Hinter der Debatte um Khorchide steht ein Grundsatzkonflikt

Bonn (KNA). Es war eher eine Randnotiz ohne größere öffentliche Resonanz: Die Lehramtsstudenten am Münsteraner Zentrum für Islamische Theologie (ZIT) fürchten um ihre Berufschancen. In einer Erklärung spricht die Fachschaft von „wachsender Unsicherheit“. Doch der Streit um ihren Professor Mouhanad Khorchide bedroht nicht nur die soziale Existenz von Studenten, die Debatte gefährdet auch die gerade erst im Wachsen begriffene islamische Theologie in Deutschland insgesamt.

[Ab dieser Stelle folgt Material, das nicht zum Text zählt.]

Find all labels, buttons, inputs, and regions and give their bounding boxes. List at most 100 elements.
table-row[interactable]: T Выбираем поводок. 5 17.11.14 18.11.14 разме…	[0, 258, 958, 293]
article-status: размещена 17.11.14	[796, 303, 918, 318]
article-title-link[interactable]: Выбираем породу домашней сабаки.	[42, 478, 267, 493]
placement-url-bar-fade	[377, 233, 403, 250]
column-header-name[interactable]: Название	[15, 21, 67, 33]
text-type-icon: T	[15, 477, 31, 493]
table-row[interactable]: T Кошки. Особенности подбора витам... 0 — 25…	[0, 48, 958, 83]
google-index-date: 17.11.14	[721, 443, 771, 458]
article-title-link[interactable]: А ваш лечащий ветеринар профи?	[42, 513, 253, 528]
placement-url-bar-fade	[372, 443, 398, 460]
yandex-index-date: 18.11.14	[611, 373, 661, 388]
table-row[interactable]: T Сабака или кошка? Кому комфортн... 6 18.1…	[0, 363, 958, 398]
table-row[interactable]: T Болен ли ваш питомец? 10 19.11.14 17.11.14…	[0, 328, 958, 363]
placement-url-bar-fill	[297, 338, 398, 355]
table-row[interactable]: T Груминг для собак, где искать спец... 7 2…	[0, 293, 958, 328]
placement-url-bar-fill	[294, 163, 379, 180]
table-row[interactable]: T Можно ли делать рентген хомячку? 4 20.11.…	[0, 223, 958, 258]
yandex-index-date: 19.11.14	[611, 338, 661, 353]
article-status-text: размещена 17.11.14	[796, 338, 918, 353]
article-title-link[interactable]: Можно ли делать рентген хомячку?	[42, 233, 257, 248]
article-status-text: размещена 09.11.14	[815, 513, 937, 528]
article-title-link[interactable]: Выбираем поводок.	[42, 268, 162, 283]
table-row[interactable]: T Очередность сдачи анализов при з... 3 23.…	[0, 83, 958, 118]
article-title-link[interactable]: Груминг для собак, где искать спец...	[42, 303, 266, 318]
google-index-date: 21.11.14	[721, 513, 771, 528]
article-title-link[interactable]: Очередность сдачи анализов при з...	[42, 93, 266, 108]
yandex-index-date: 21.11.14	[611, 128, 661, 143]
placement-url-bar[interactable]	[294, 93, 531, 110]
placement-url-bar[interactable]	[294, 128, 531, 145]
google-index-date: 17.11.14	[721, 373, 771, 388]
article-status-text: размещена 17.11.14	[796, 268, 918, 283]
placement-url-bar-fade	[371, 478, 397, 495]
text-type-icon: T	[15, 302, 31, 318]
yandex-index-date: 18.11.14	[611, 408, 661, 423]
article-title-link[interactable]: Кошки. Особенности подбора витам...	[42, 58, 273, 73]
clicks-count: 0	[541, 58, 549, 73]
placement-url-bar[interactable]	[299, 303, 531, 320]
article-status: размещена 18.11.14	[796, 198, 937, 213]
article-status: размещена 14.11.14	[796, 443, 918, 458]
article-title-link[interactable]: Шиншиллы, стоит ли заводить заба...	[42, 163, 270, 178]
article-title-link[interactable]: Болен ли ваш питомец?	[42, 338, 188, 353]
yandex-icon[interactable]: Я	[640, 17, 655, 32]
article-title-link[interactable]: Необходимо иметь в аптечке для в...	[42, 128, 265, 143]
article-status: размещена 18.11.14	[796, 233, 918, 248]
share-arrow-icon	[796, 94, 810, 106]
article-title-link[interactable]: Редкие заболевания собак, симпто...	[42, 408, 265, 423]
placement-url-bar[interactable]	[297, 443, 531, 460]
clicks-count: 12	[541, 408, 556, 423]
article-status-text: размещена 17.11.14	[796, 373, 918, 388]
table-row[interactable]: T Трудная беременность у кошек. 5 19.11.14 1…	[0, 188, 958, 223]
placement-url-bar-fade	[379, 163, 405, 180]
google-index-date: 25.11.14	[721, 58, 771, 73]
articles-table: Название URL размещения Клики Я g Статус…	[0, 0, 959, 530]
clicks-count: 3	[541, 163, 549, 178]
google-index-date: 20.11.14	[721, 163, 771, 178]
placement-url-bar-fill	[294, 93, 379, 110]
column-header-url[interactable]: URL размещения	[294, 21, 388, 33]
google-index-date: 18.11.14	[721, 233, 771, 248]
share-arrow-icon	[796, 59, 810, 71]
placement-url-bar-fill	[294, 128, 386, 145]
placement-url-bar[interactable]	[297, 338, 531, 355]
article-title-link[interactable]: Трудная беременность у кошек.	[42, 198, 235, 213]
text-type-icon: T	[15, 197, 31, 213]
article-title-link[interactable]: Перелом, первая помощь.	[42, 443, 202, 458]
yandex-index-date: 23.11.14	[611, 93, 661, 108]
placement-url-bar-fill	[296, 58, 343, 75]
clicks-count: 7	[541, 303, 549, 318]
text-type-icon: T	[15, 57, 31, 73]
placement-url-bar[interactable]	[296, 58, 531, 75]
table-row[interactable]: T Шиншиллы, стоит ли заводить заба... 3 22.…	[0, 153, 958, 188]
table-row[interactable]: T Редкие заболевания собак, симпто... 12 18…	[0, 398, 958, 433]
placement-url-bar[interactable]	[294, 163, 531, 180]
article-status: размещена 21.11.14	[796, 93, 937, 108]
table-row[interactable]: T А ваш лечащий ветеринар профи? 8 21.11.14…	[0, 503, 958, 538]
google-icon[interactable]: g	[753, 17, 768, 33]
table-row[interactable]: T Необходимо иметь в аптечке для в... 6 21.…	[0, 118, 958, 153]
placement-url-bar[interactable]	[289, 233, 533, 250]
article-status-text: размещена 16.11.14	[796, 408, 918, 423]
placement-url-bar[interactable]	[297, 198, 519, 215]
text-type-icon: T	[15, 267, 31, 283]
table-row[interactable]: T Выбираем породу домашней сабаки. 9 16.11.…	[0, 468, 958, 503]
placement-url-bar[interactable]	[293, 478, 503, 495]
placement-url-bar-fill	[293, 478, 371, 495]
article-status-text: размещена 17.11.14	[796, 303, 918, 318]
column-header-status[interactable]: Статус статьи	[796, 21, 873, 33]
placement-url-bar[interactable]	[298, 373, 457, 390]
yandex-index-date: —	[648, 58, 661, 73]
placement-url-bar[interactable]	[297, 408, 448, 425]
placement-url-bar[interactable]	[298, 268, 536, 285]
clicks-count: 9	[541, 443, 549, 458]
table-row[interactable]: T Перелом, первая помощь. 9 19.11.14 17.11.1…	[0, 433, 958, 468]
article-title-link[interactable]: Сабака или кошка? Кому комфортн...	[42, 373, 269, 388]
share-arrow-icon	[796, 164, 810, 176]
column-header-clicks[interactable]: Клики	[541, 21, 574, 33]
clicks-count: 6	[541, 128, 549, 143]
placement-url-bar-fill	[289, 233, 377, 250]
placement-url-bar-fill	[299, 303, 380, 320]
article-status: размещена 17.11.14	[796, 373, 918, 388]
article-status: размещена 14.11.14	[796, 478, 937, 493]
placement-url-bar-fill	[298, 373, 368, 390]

Warum genau geht es? Der Koordinationsrat der Muslime (KRM), Dachverband der islamischen Verbände, kündigte die Zusammenarbeit mit ihm auf. Der KRM legte Gutachten zu dessen Theologie vor und nannte das Verhältnis „zerrüttet und irreparabel beschädigt“.

Im Hintergrund steht die Frage: Was verträgt sich mit der islamischen Lehre und was nicht? Ähnlich wie im Christentum sind die Muslime kein Block, sondern in Lehrtraditionen aufgeteilt, die teils mit Ländergrenzen übereinstimmen. Was in Kairo gilt, kann in Riad, Muskat, Istanbul oder Teheran ganz anders beurteilt werden. Doch im Unterschied zur katholischen Kirche kennt der Islam keine Glaubenskongregation, die im Zweifel den Daumen zu einer theologischen Aussage hebt oder senkt. Wenn etwa aus römischer Sicht Wissenschaftler Falsches an ihre Studenten weitergeben, wird den Professoren schlicht die Lehrerlaubnis entzogen.

Der Staat hat kein Interesse, religiöse Fragen zu beantworten. Weil er neutral bleiben muss, soll an den universitären Zentren für islamische Theologie ein Beirat über Personen und Inhalte bestimmen. Zwar gilt dieses Modell verfassungsrechtlich als bedenklich, doch politisch erschien es sinnvoller, überhaupt etwas in Sachen islamischer Theologie statt weiterhin nichts zu machen. Das Beiratsmodell konnte in Münster bisher nicht umgesetzt werden.

So hat der Fall Khorchide Modellcharakter: Wer darf was bestimmen? Beim Verbleib Khorchides besteht die Gefahr, dass die beim ZIT ausgebildeten islamischen Religionslehrer später keine Akzeptanz bei Schülern und Eltern haben. Hier spielen wieder die Verbände eine Rolle: Wenn Moscheevorsteher vom Schulbesuch abraten, weil sie am rechten Glauben der Lehrer zweifeln, dürfte das Folgen haben. Andererseits will die Wissenschaftlerszene den Verbänden keinen stärkeren Einfluss einräumen. Khorchide gilt bei ihnen zwar nicht als sehr einfach, aber auch als eindrucksvolle Persönlichkeit.

Anzeige:

Befürchtet wird ein immenser Schaden für die islamische Theologie, die ihren Platz im Konzert der Fakultäten ja gerade erst einnehmen will. Mit Interesse verfolgen auch die anderen Zentren in Erlangen-Nürnberg, Osnabrück und Tübingen die Diskussion. Zwischen allen Stühlen sitzen die Studenten in Westfalen. An ihnen kann ein Makel hängenbleiben – wie auch immer der Streit ausgeht.